Of course, there is a third option – the Greens, who are lead by the irrepressible Bob Brown. (Dear old Bob has become such a part of our political furniture – one day he won’t be doing politics anymore and we’ll all wonder what happened.) For many, the Greens are crack-pots keen on issues like legalising marijuana and euthanasia and other supposedly nutty things like saving our natural world from going to hell in a hand-basket. For others, however, the Greens have finally got their act together and the party is becoming more and more attractive to the thinking element of the middle class. At least their logo isn’t red, white, and blue – that’s got to be something.
What does all this mean to simple, dreamy folk like this humble scribe? It means jackshit, because the issues I care deeply about – the arts, the environment, and marriage equality – won’t get the attention they deserve. The Greens will have a stab at it, but they’ll be drowned out by the lumbering political machines of the Labor and Liberal parties. You see, we’re a bunch of Neanderthals when it comes to a genuine political conversation about the value of the arts and creativity. The really tough environmental issues – climate change, reinvigorating our rivers, and saving our old-growth forests – are dealt with in a jingoistic, if not patronising fashion, never with the long-sightedness required; these are complex matters that require complex but decisive solutions. And marriage equality? Both the Labor and the Conservative parties have reconfirmed that only men and women ‘to the exclusion of all others’ (according to our very modern Marriage Act) can have their relationships taken seriously. There’s no doubt in my mind that Abbott would rather gay and lesbian just drown in their chardonnays, whilst Julia would be more than happy to see people with minority sexualities tie the knot, just not at this very moment.
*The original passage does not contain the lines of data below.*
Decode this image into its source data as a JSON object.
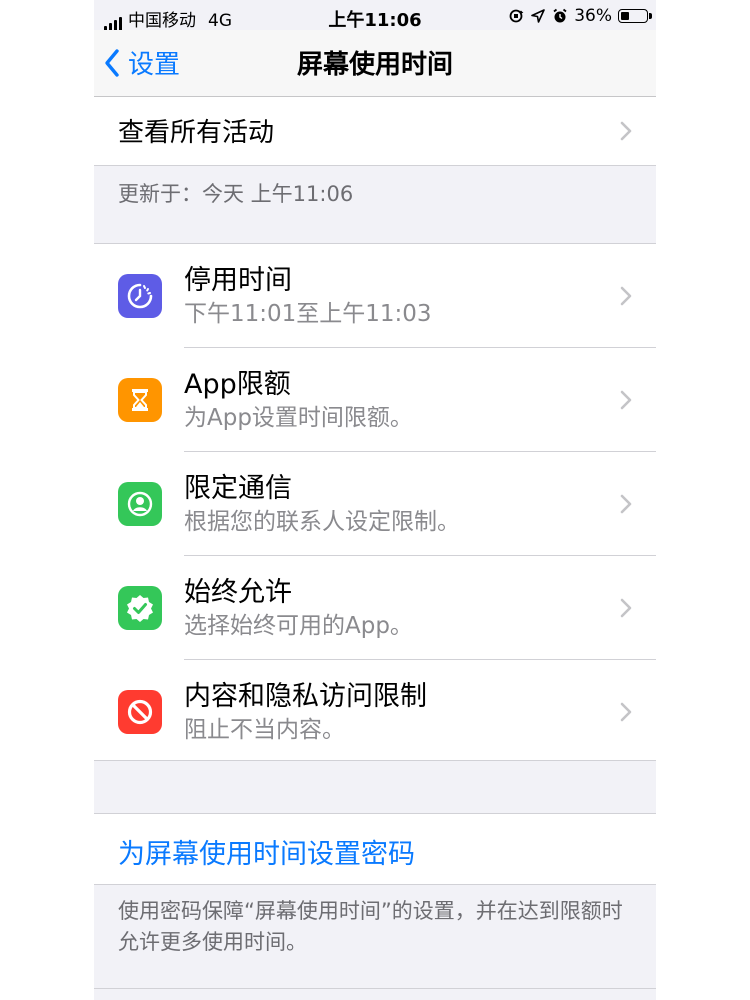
{
  "status_bar": {
    "carrier": "中国移动",
    "network": "4G",
    "time": "上午11:06",
    "battery_percent": "36%",
    "battery_level": 0.36
  },
  "nav": {
    "back_label": "设置",
    "title": "屏幕使用时间"
  },
  "activity": {
    "label": "查看所有活动",
    "updated": "更新于：今天 上午11:06"
  },
  "features": [
    {
      "title": "停用时间",
      "subtitle": "下午11:01至上午11:03",
      "icon": "downtime-icon",
      "color": "#5e5ce6"
    },
    {
      "title": "App限额",
      "subtitle": "为App设置时间限额。",
      "icon": "hourglass-icon",
      "color": "#ff9500"
    },
    {
      "title": "限定通信",
      "subtitle": "根据您的联系人设定限制。",
      "icon": "contact-icon",
      "color": "#34c759"
    },
    {
      "title": "始终允许",
      "subtitle": "选择始终可用的App。",
      "icon": "checkmark-seal-icon",
      "color": "#34c759"
    },
    {
      "title": "内容和隐私访问限制",
      "subtitle": "阻止不当内容。",
      "icon": "restriction-icon",
      "color": "#ff3b30"
    }
  ],
  "passcode": {
    "label": "为屏幕使用时间设置密码",
    "description": "使用密码保障“屏幕使用时间”的设置，并在达到限额时允许更多使用时间。"
  },
  "colors": {
    "accent": "#0a7aff",
    "background": "#f2f2f7"
  }
}
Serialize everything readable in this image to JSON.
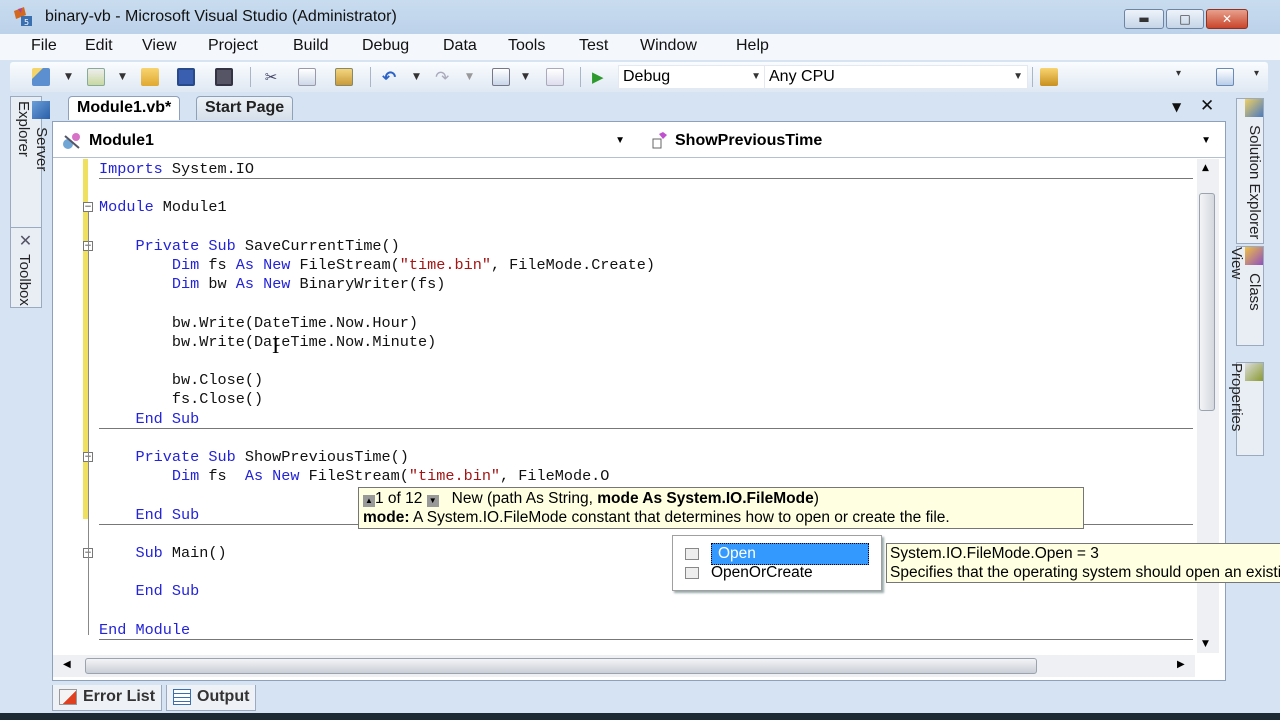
{
  "window": {
    "title": "binary-vb - Microsoft Visual Studio (Administrator)",
    "controls": {
      "minimize": "▬",
      "maximize": "□",
      "close": "✕"
    }
  },
  "menu": [
    "File",
    "Edit",
    "View",
    "Project",
    "Build",
    "Debug",
    "Data",
    "Tools",
    "Test",
    "Window",
    "Help"
  ],
  "toolbar": {
    "icons": [
      "new-project-icon",
      "add-item-icon",
      "open-file-icon",
      "save-icon",
      "save-all-icon",
      "cut-icon",
      "copy-icon",
      "paste-icon",
      "undo-icon",
      "redo-icon",
      "navigate-backward-icon",
      "navigate-forward-icon",
      "start-debug-icon",
      "find-in-files-icon"
    ],
    "configuration": "Debug",
    "platform": "Any CPU"
  },
  "left_dock": {
    "tabs": [
      "Server Explorer",
      "Toolbox"
    ]
  },
  "right_dock": {
    "tabs": [
      "Solution Explorer",
      "Class View",
      "Properties"
    ]
  },
  "doc_tabs": [
    {
      "label": "Module1.vb*",
      "active": true
    },
    {
      "label": "Start Page",
      "active": false
    }
  ],
  "nav": {
    "type_combo": "Module1",
    "member_combo": "ShowPreviousTime"
  },
  "code": {
    "lines": [
      [
        {
          "t": "Imports",
          "k": "kw"
        },
        {
          "t": " System.IO"
        }
      ],
      [],
      [
        {
          "t": "Module",
          "k": "kw"
        },
        {
          "t": " Module1"
        }
      ],
      [],
      [
        {
          "t": "    Private Sub",
          "k": "kw"
        },
        {
          "t": " SaveCurrentTime()"
        }
      ],
      [
        {
          "t": "        Dim",
          "k": "kw"
        },
        {
          "t": " fs "
        },
        {
          "t": "As New",
          "k": "kw"
        },
        {
          "t": " FileStream("
        },
        {
          "t": "\"time.bin\"",
          "k": "str"
        },
        {
          "t": ", FileMode.Create)"
        }
      ],
      [
        {
          "t": "        Dim",
          "k": "kw"
        },
        {
          "t": " bw "
        },
        {
          "t": "As New",
          "k": "kw"
        },
        {
          "t": " BinaryWriter(fs)"
        }
      ],
      [],
      [
        {
          "t": "        bw.Write(DateTime.Now.Hour)"
        }
      ],
      [
        {
          "t": "        bw.Write(DateTime.Now.Minute)"
        }
      ],
      [],
      [
        {
          "t": "        bw.Close()"
        }
      ],
      [
        {
          "t": "        fs.Close()"
        }
      ],
      [
        {
          "t": "    End Sub",
          "k": "kw"
        }
      ],
      [],
      [
        {
          "t": "    Private Sub",
          "k": "kw"
        },
        {
          "t": " ShowPreviousTime()"
        }
      ],
      [
        {
          "t": "        Dim",
          "k": "kw"
        },
        {
          "t": " fs  "
        },
        {
          "t": "As New",
          "k": "kw"
        },
        {
          "t": " FileStream("
        },
        {
          "t": "\"time.bin\"",
          "k": "str"
        },
        {
          "t": ", FileMode.O"
        }
      ],
      [],
      [
        {
          "t": "    End Sub",
          "k": "kw"
        }
      ],
      [],
      [
        {
          "t": "    Sub",
          "k": "kw"
        },
        {
          "t": " Main()"
        }
      ],
      [],
      [
        {
          "t": "    End Sub",
          "k": "kw"
        }
      ],
      [],
      [
        {
          "t": "End Module",
          "k": "kw"
        }
      ]
    ]
  },
  "param_tooltip": {
    "counter": "1 of 12",
    "signature_prefix": "New (path As String, ",
    "signature_bold": "mode As System.IO.FileMode",
    "signature_suffix": ")",
    "param_name": "mode:",
    "param_desc": " A System.IO.FileMode constant that determines how to open or create the file."
  },
  "completion": {
    "items": [
      {
        "label": "Open",
        "selected": true
      },
      {
        "label": "OpenOrCreate",
        "selected": false
      }
    ]
  },
  "member_tooltip": {
    "line1": "System.IO.FileMode.Open = 3",
    "line2": "Specifies that the operating system should open an existing file."
  },
  "bottom_tabs": [
    "Error List",
    "Output"
  ]
}
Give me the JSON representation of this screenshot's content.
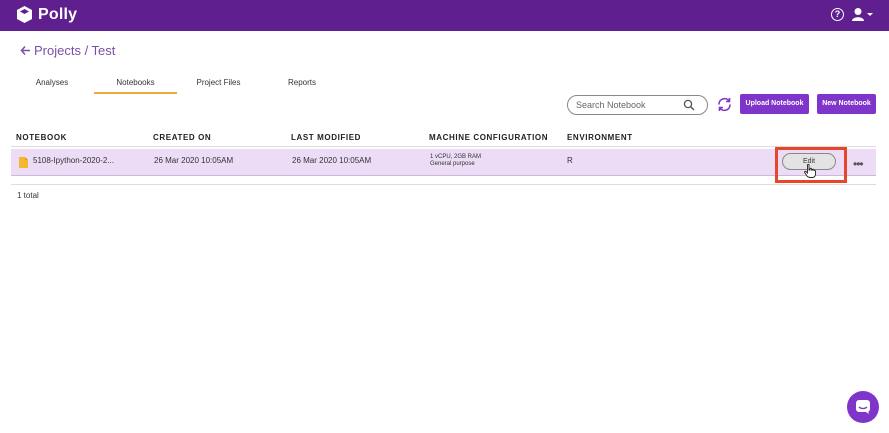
{
  "app": {
    "name": "Polly"
  },
  "breadcrumb": {
    "text": "Projects / Test"
  },
  "tabs": [
    {
      "label": "Analyses"
    },
    {
      "label": "Notebooks"
    },
    {
      "label": "Project Files"
    },
    {
      "label": "Reports"
    }
  ],
  "active_tab": "Notebooks",
  "search": {
    "placeholder": "Search Notebook",
    "value": ""
  },
  "actions": {
    "upload_label": "Upload Notebook",
    "new_label": "New Notebook"
  },
  "table": {
    "columns": [
      "NOTEBOOK",
      "CREATED ON",
      "LAST MODIFIED",
      "MACHINE CONFIGURATION",
      "ENVIRONMENT"
    ],
    "rows": [
      {
        "notebook": "5108-Ipython-2020-2...",
        "created_on": "26 Mar 2020 10:05AM",
        "last_modified": "26 Mar 2020 10:05AM",
        "machine_line1": "1 vCPU, 2GB RAM",
        "machine_line2": "General purpose",
        "environment": "R",
        "edit_label": "Edit",
        "more_label": "•••"
      }
    ],
    "total": "1 total"
  },
  "colors": {
    "topbar": "#5f1f8f",
    "accent": "#7f35c9",
    "breadcrumb": "#7b4fa8",
    "tab_underline": "#f0a93b",
    "row_highlight": "#ecdcf6",
    "focus_box": "#e8462b",
    "file_icon": "#f5b731"
  },
  "icons": [
    "polly-logo-icon",
    "help-icon",
    "user-icon",
    "arrow-left-icon",
    "search-icon",
    "refresh-icon",
    "file-icon",
    "more-icon",
    "hand-cursor-icon",
    "chat-icon"
  ]
}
Thankfully, luckily, miraculously, grass-roots activist organisation Get Up!, which came to life in the last few years of the Howard Government, enables those who really do care about Australia becoming a better and bigger country to have a sliver of hope. In 2007, completely dispirited at the lack of progressive political gumption on offer from the main parties, I volunteered for Get Up!, handing out How to Vote cards at a country-town booth. To this day it was one of the most life-affirming actions I’ve ever taken: not only were people genuinely interested in hearing a different perspective, but it also felt bloody great to do something real and positive beyond just putting a tick or a number in a box. Will I volunteer again? Or might I just hide away in my little house with ear-phones clamped to the side of my head and listen to great music by great bands and read great books by great writers?
Right now, who knows. But I’ll be sure to keep you posted.
Thirty more days to go.
PS Thanks to Ampersand Duck for the Abbott ‘Nope’ image. Brilliant.